The probability of reading a single base correctly is dependent on the applied potential and the system bandwidth. At low applied potential, the capture process dominates the probability. At higher potential, the mean residence time of a base on the detector decreases exponentially, which significantly decreases the probability of identifying a given base.
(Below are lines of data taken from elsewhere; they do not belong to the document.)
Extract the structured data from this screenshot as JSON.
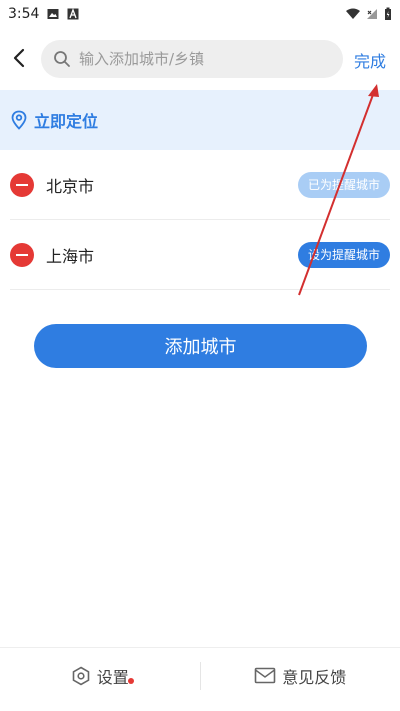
{
  "status_bar": {
    "time": "3:54"
  },
  "header": {
    "search_placeholder": "输入添加城市/乡镇",
    "done_label": "完成"
  },
  "locate": {
    "label": "立即定位"
  },
  "cities": [
    {
      "name": "北京市",
      "remind_label": "已为提醒城市",
      "remind_active": true
    },
    {
      "name": "上海市",
      "remind_label": "设为提醒城市",
      "remind_active": false
    }
  ],
  "add_button": {
    "label": "添加城市"
  },
  "bottom_bar": {
    "settings_label": "设置",
    "feedback_label": "意见反馈"
  },
  "colors": {
    "accent": "#2f7de1",
    "accent_light": "#a9cdf5",
    "danger": "#e53935",
    "locate_bg": "#e7f1fd"
  }
}
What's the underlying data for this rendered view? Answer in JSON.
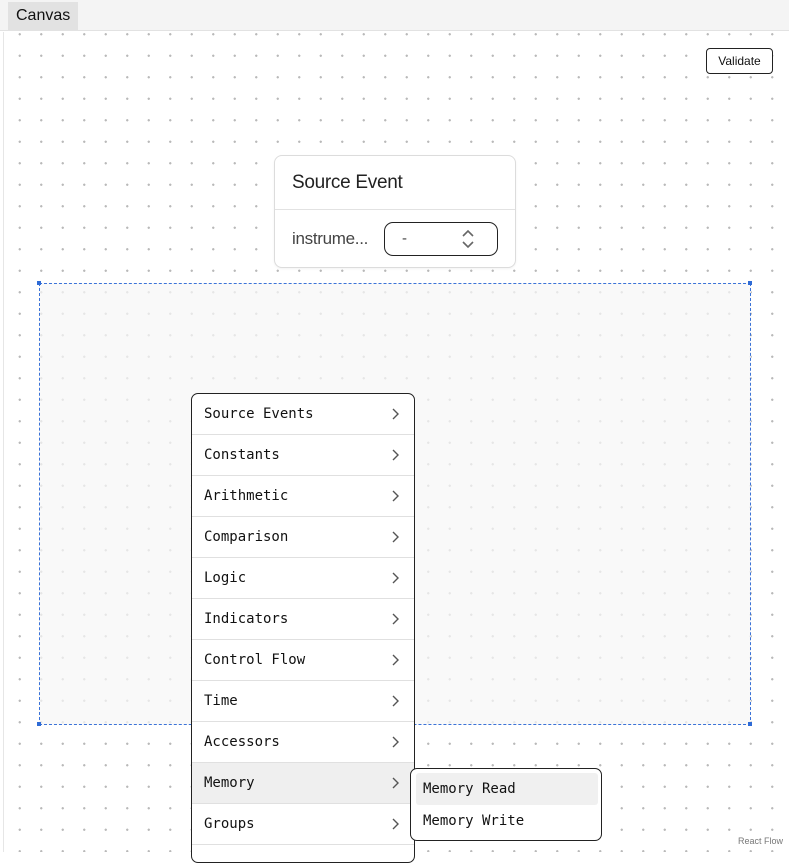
{
  "tab": {
    "label": "Canvas"
  },
  "toolbar": {
    "validate_label": "Validate"
  },
  "node": {
    "title": "Source Event",
    "field_label": "instrume...",
    "field_value": "-"
  },
  "context_menu": {
    "items": [
      {
        "label": "Source Events"
      },
      {
        "label": "Constants"
      },
      {
        "label": "Arithmetic"
      },
      {
        "label": "Comparison"
      },
      {
        "label": "Logic"
      },
      {
        "label": "Indicators"
      },
      {
        "label": "Control Flow"
      },
      {
        "label": "Time"
      },
      {
        "label": "Accessors"
      },
      {
        "label": "Memory"
      },
      {
        "label": "Groups"
      }
    ],
    "submenu": {
      "items": [
        {
          "label": "Memory Read"
        },
        {
          "label": "Memory Write"
        }
      ]
    }
  },
  "attribution": "React Flow",
  "colors": {
    "selection": "#3b73d8",
    "border": "#222222",
    "dots": "#b9b9b9"
  }
}
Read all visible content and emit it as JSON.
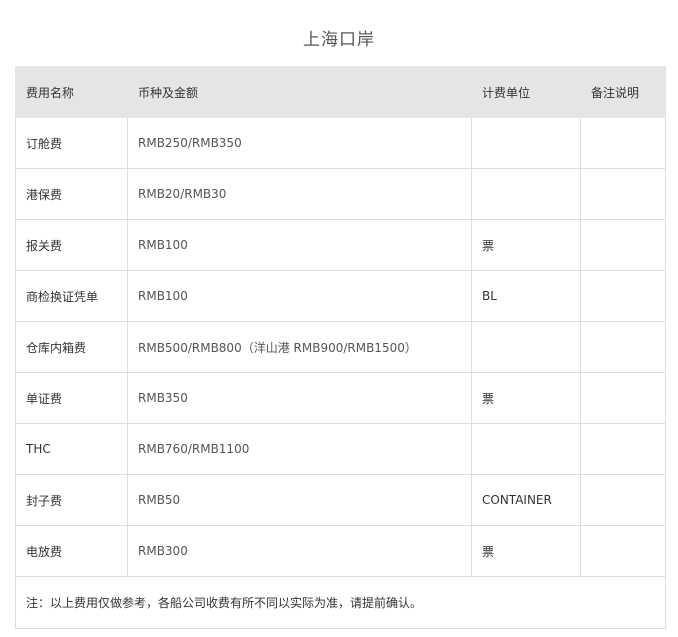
{
  "page": {
    "title": "上海口岸"
  },
  "table": {
    "headers": [
      "费用名称",
      "币种及金额",
      "计费单位",
      "备注说明"
    ],
    "rows": [
      {
        "name": "订舱费",
        "amount": "RMB250/RMB350",
        "unit": "",
        "remark": ""
      },
      {
        "name": "港保费",
        "amount": "RMB20/RMB30",
        "unit": "",
        "remark": ""
      },
      {
        "name": "报关费",
        "amount": "RMB100",
        "unit": "票",
        "remark": ""
      },
      {
        "name": "商检换证凭单",
        "amount": "RMB100",
        "unit": "BL",
        "remark": ""
      },
      {
        "name": "仓库内箱费",
        "amount": "RMB500/RMB800（洋山港 RMB900/RMB1500）",
        "unit": "",
        "remark": ""
      },
      {
        "name": "单证费",
        "amount": "RMB350",
        "unit": "票",
        "remark": ""
      },
      {
        "name": "THC",
        "amount": "RMB760/RMB1100",
        "unit": "",
        "remark": ""
      },
      {
        "name": "封子费",
        "amount": "RMB50",
        "unit": "CONTAINER",
        "remark": ""
      },
      {
        "name": "电放费",
        "amount": "RMB300",
        "unit": "票",
        "remark": ""
      }
    ],
    "footnote": "注：以上费用仅做参考，各船公司收费有所不同以实际为准，请提前确认。"
  }
}
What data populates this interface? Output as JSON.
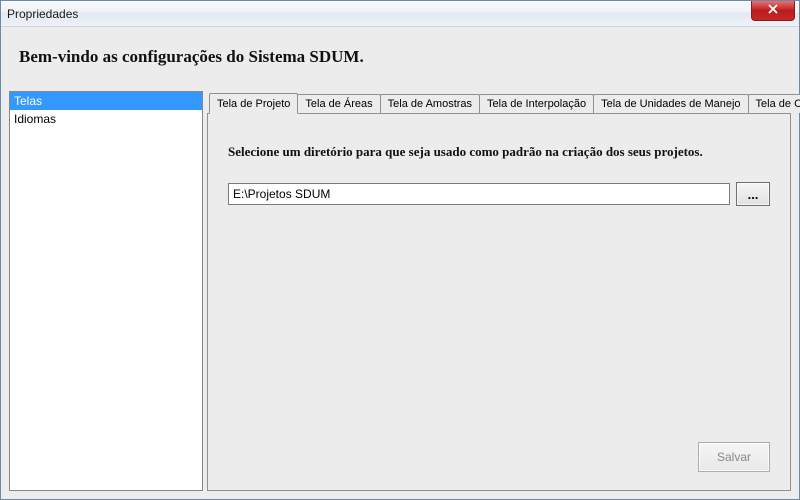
{
  "window": {
    "title": "Propriedades"
  },
  "heading": "Bem-vindo as configurações do Sistema SDUM.",
  "sidebar": {
    "items": [
      {
        "label": "Telas",
        "selected": true
      },
      {
        "label": "Idiomas",
        "selected": false
      }
    ]
  },
  "tabs": [
    {
      "label": "Tela de Projeto",
      "active": true
    },
    {
      "label": "Tela de Áreas",
      "active": false
    },
    {
      "label": "Tela de Amostras",
      "active": false
    },
    {
      "label": "Tela de Interpolação",
      "active": false
    },
    {
      "label": "Tela de Unidades de Manejo",
      "active": false
    },
    {
      "label": "Tela de Correlação",
      "active": false
    }
  ],
  "panel": {
    "instruction": "Selecione um diretório para que seja usado como padrão na criação dos seus projetos.",
    "path_value": "E:\\Projetos SDUM",
    "browse_label": "...",
    "save_label": "Salvar"
  }
}
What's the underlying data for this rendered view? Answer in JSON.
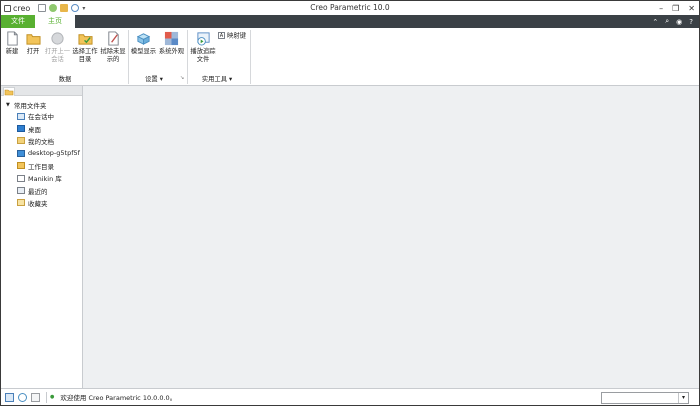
{
  "app": {
    "logo_text": "creo",
    "title": "Creo Parametric 10.0"
  },
  "tabs": {
    "file": "文件",
    "home": "主页"
  },
  "ribbon": {
    "new": "新建",
    "open": "打开",
    "open_last_line1": "打开上一",
    "open_last_line2": "会话",
    "select_wd_line1": "选择工作",
    "select_wd_line2": "目录",
    "erase_line1": "拭除未显",
    "erase_line2": "示的",
    "data_group": "数据",
    "model_display": "模型显示",
    "system_appearance": "系统外观",
    "settings_group": "设置",
    "playback_line1": "播放追踪",
    "playback_line2": "文件",
    "mapkeys": "映射键",
    "utilities_group": "实用工具"
  },
  "folder_panel": {
    "header": "常用文件夹",
    "items": [
      {
        "label": "在会话中",
        "icon": "session-icon"
      },
      {
        "label": "桌面",
        "icon": "desktop-icon"
      },
      {
        "label": "我的文档",
        "icon": "documents-icon"
      },
      {
        "label": "desktop-g5tpf5f",
        "icon": "computer-icon"
      },
      {
        "label": "工作目录",
        "icon": "working-dir-icon"
      },
      {
        "label": "Manikin 库",
        "icon": "manikin-icon"
      },
      {
        "label": "最近的",
        "icon": "recent-icon"
      },
      {
        "label": "收藏夹",
        "icon": "favorites-icon"
      }
    ]
  },
  "status": {
    "message": "欢迎使用 Creo Parametric 10.0.0.0。"
  },
  "colors": {
    "accent": "#58b031",
    "tabstrip": "#3b4146",
    "workspace": "#eef0f2"
  }
}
Increasing the system bandwidth (5 kHz blue; 30 kHz green; and 500 kHz red) increases the probability of correctly reading a base because it permits a greater potential to be used (which increases capture probability) and shorter-lived blockade events to be accurately measured. (Inset) Ignoring several sources of noise, the optimum read probability increases with increasing system bandwidth, but saturates at ∼0.75.

FIG. 6.

The probability of reading a DNA sequence correctly, P_max, as a function of the number of identical polynucleotides read, N_seq, evaluated using two algorithms described in the text. The results from the numerical simulations for the “survivor” algorithm (which discards a particular polynucleotide sequence measurement if its base assignment disagrees with that of the majority's consensus, open squares) and a “majority rules” algorithm (which makes use of the information in the minority strand sequence measurements, open circles, see text). In both cases, the probability of capturing a given nucleotide is assumed to be 0.8. The solid line is a least-square fit of Eq. (8) (with N_T = 4.3 ± 0.2) to the “survivor” algorithm simulation data. The “majority rules” simulation was performed 20 times for each N_seq to generate statistics. The error bars shown are the standard error.